After 7 years of living in separation limbo, I have finally decided to file for divorce. But where do I start? I am very low income, H is fairly high income, he's going to be able to afford a way better lawyer than I can and I don't want to get screwed.

I already talked to the local free legal aid office and they won't take divorce cases involving child custody. The only divorce lawyer within 30 miles of where I live charges $150 an hour. There is a divorce mediator who is much cheaper but she says she works with both parties, not just one, and I know he'll never agree to that. Add to that he and I don't live anywhere near each other anymore (same state but 400 miles apart) which complicates things even more.

Advice from those who have been there, done that?


----------



## sprinter (Jul 25, 2011)

You can usually get a free consultation with a lawyer. Depending upon your case you may get a contingency plan where he goes after your husband for legal fees. Since you have children child support is a given. There is a chance you'll get some temporary support as well. Go get your free consultation.


----------



## wild_irish_rose (Aug 6, 2011)

Well I called a divorce mediator today. Mediation really seems like the way to go for us to save on attorney fees. Since he has blocked me from calling him, I gave her his number and she called him instead. She called me back a little while ago and says it sounds like he is willing to be on board with this although somewhat hesitant about the fact that I want 100% legal custody. Why he cares when he has absolutely NOTHING to do with our son's life is beyond me but hopefully we can hash that out in her office. I hope we can work out a mutually agreeable time to meet with her and get this over as soon as possible. After waiting so long to finally start the process, I really just want it to be over now.


----------



## wild_irish_rose (Aug 6, 2011)

Well I spoke to my WS today for the first time in months. Guess the mediator convinced him I'm serious about this. He continues to insist he doesn't want a divorce. He just wants to go on being married to me and living with her. Sorry but I don't think so anymore. He actually wants to meet with me privately and discuss the possibility of MC and reconciliation. Well, not unless you tell your (7 months pregnant GF) that you are done with her and prove to me that you mean it...


----------



## natasha1983 (Sep 2, 2011)

wild_irish_rose said:


> Well I spoke to my WS today for the first time in months. Guess the mediator convinced him I'm serious about this. He continues to insist he doesn't want a divorce. He just wants to go on being married to me and living with her. Sorry but I don't think so anymore. He actually wants to meet with me privately and discuss the possibility of MC and reconciliation. Well, not unless you tell your (7 months pregnant GF) that you are done with her and prove to me that you mean it...


Oh God, what an *******. I admire how well you are handling your situation and wish I could be half as strong as you. You deserve so much better.
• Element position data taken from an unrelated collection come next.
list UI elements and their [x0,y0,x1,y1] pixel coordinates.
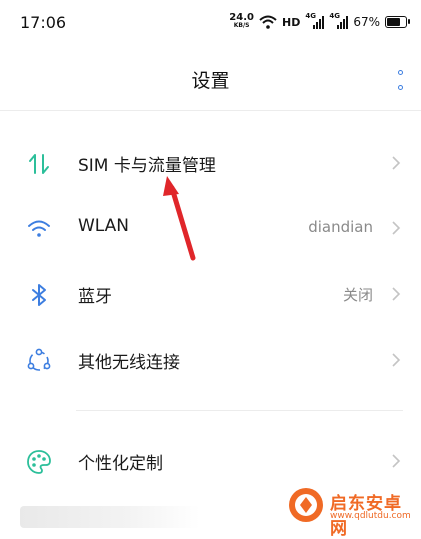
settings-item-wlan[interactable]: WLAN diandian [0,197,421,259]
signal-4g-label: 4G [305,12,316,20]
settings-item-label: 其他无线连接 [78,353,180,373]
wifi-icon [28,220,50,237]
page-title: 设置 [191,70,230,92]
settings-item-label: 蓝牙 [78,287,112,307]
section-divider [76,410,403,411]
watermark-url: www.qdlutdu.com [330,511,411,521]
more-vertical-icon-dot [397,85,403,90]
signal-icon-2: 4G [329,12,349,29]
blurred-content [20,506,200,528]
palette-icon [27,450,51,474]
sim-data-icon [29,154,49,174]
settings-item-sim[interactable]: SIM 卡与流量管理 [0,132,421,194]
signal-icon: 4G [305,12,325,29]
signal-4g-label-2: 4G [329,12,340,20]
settings-item-label: WLAN [78,216,130,236]
status-time: 17:06 [20,13,67,32]
settings-item-bluetooth[interactable]: 蓝牙 关闭 [0,263,421,325]
more-vertical-icon-dot [397,70,403,75]
battery-icon [385,16,410,28]
header: 设置 [0,44,421,110]
network-speed-value: 24.0 [229,12,254,23]
chevron-right-icon [392,287,401,301]
settings-item-value: 关闭 [342,286,373,304]
bluetooth-icon [32,284,46,306]
network-speed-unit: KB/S [233,22,250,29]
status-icons: 24.0 KB/S HD 4G 4G 67% [229,12,410,32]
settings-item-personalization[interactable]: 个性化定制 [0,430,421,492]
annotation-arrow [163,176,196,261]
watermark-logo-icon [289,488,323,522]
hd-indicator: HD [281,15,301,29]
chevron-right-icon [392,156,401,170]
header-divider [0,110,421,111]
site-watermark: 启东安卓网 www.qdlutdu.com [286,486,416,539]
chevron-right-icon [392,454,401,468]
settings-item-other-wireless[interactable]: 其他无线连接 [0,329,421,391]
wifi-status-icon [259,15,277,29]
network-speed: 24.0 KB/S [229,12,254,30]
wireless-connections-icon [27,348,51,371]
settings-item-label: 个性化定制 [78,454,163,474]
chevron-right-icon [392,353,401,367]
status-bar: 17:06 24.0 KB/S HD 4G 4G 67% [0,0,421,44]
settings-item-value: diandian [308,218,373,236]
battery-percent: 67% [353,15,380,29]
chevron-right-icon [392,221,401,235]
more-options-button[interactable] [395,70,405,90]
I hope everything works out for you in the end and that you find someone who appreciates you the way you deserve to be appreciated.


----------



## wild_irish_rose (Aug 6, 2011)

Just wanted to leave an update. My H and I scheduled a meeting with the mediator during my lunch break and he never showed up. Left me footing the bill by myself and now he is refusing to talk to me again. He asked me a lot of questions (via text message) about what I wanted out of the divorce and told me I wanted too much even though all I was asking for was legal custody of our son, whatever amount of child support the state awards me, the rest of my possessions that he has refused to give back to me, and for him to keep me on his employer's health insurance until COBRA runs out (2 years). Now he's blocked my cell phone number so I can't even text him anymore. It would appear that he is going to leave me no choice but to get a lawyer and serve him with formal divorce papers. Sure do wish we could have avoided going that route...


----------